This was a nice little surprise today - a promo of new single from the North Carolinian turned Somerset resident Cary Grace. Her last album, a live set from the 2016 Kozfest, The Uffclume Variations, I've had here for some time and meant to include in an earlier review, but things have continued to be a bit constrained on the blogging front. I will get to it, Cary, honest! But then with this two-track release, set for 5th May on digital download, it provided the perfect starting point for an entry focusing on singles...
So this is 'Without a Trace', b/w 'Star Fire', and I think it's download only, available from Bandcamp via her website, or from iTunes and other digital retailers. Cary works her magic across multiple genres, with last year's live release being experimental and improvisational, aided and abetted by her band, and with special guest appearances from Steffi Sharpstrings and Graham Clark. This new studio record sees her back in a more traditional song structure. 'Without a Trace' is a lusciously delivered love song with a beautiful ruminative tune, 'Star Fire' an immediately delighting and uptempo piece, think of Renaissance with spacey lyrics. Lovely tracks... play them again and again - just as I have this afternoon.

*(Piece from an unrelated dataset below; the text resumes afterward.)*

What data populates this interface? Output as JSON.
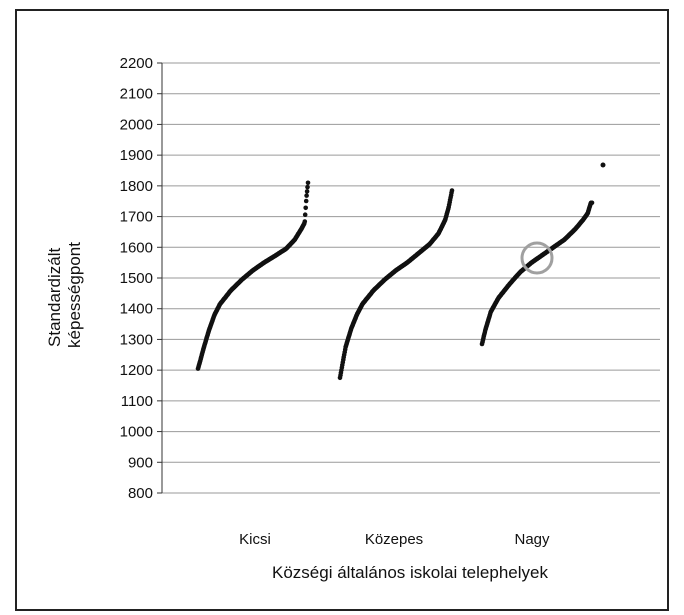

So, between the release of The Uffculme Variations and this single, I most recently heard Cary on The Honey Pot's album, Ascending Scales, where she's involved in a terrific vocal dueling with the band's Crystal Jacqueline on a cover of 'The Witch'. Ah, see what I'm doing here, making a link from one to the next... you'd almost think I know what I'm doing... Jacqui has her own new double album due in June on Mega Dodo, Await The Queen, which I'm covering for Record Collector, but it fits in to mention that while not it's a single, as far as I know, there's just been released the first associated video, for 'Akhbar', filmed in Fez, Morocco and full of, as the advert used to, eastern promise. Exotic, sensuous, and beguiling, this is a delicious appetizer for what I'm sure is going to be a wonderful LP.
Staying with Mega Dodo then - these linking bits are running and running today - let's mention one of their latest signings, Green Seagull, and their single 'Scarlet', b/w 'They Just Don't Know'. This is a quartet formed out of a duo, when Sarah Gonputh (keyboards) and drummer Carlos Redondo hooked up with founders Paul Nelson, of New Electric Ride, and Paul Milne (Hidden Masters, Magnetic Mind) to work up some of the two Pauls' songs. The resulting busy jangles of their 60s-fused psychedelia are bound for a full album later in the year, but these two tracks are a great calling card, frantic and urgent, full of colourful life and absolutely uplifting. Listen, I tore myself away from the Cary Grace to get this one into the CD player for a few spins, so it has to be good.
You can pre-order the Crystal Jacqueline album here, while the Green Seagull single is here. Of course, where Mega Dodo is the boutique label for psych bands and their own songs, their friends, the Fruits de Mer label is the psych label of choice for cover versions. (Yes, yes, I know... these links are getting more tenuous as I go along). I'm covering their new Astralasia album, Oceania, in the latest Record Collector, actually not a cover versions thing and already sold-out on the FdM website, but here's a split 7" release that is still in their shop, which features Sendelica and Superfjord paying tribute to Frank Zappa: 'Peaches En Regalia' (Superfjord) and 'Don't Eat the Yellow Snow' (Sendelica).
OK, here comes the writings of a musical heretic. I know next to nothing about Zappa and have rarely listened to any of his work. I, then, come to these two tracks almost completely cold, not hearing them as covers but in and of their own right. Superfjord's Jussi Ristikaarto talks about wanting to preserve the 'bubbly and energetic' nature of 'Peaches En Regalia' and notes how the Zappa version has a soundtrack quality that they'd wanted to preserve in their interpretation, which sort of does my reviewer job for me, because their cut has the vibe of a funky and freaky 60s pop culture film, probably set in swinging Soho, all flowery shirts and flares, and people conversing in groovy metaphors... photographers and models, pop stars and groupies and not much plot but lots of running around London town, visiting little clubs that look like they've been set-up in someone's front room. Makes me smile!
Superfjord are, then, doing the light touch on their side; flip it over and immediately there is a different texture, with Sendelica - and guest vocalist Karen Langley - opening 'Don't Eat the Yellow Snow' with a sinister, forbidding entry into what becomes a heavy riffing, heavy saxophone, dense drumming, number, all grain and fuzz and wailing underneath a declaiming vocal, purposefully stomping one step at a time through the tune and out of the other end. Two sides, two very different takes.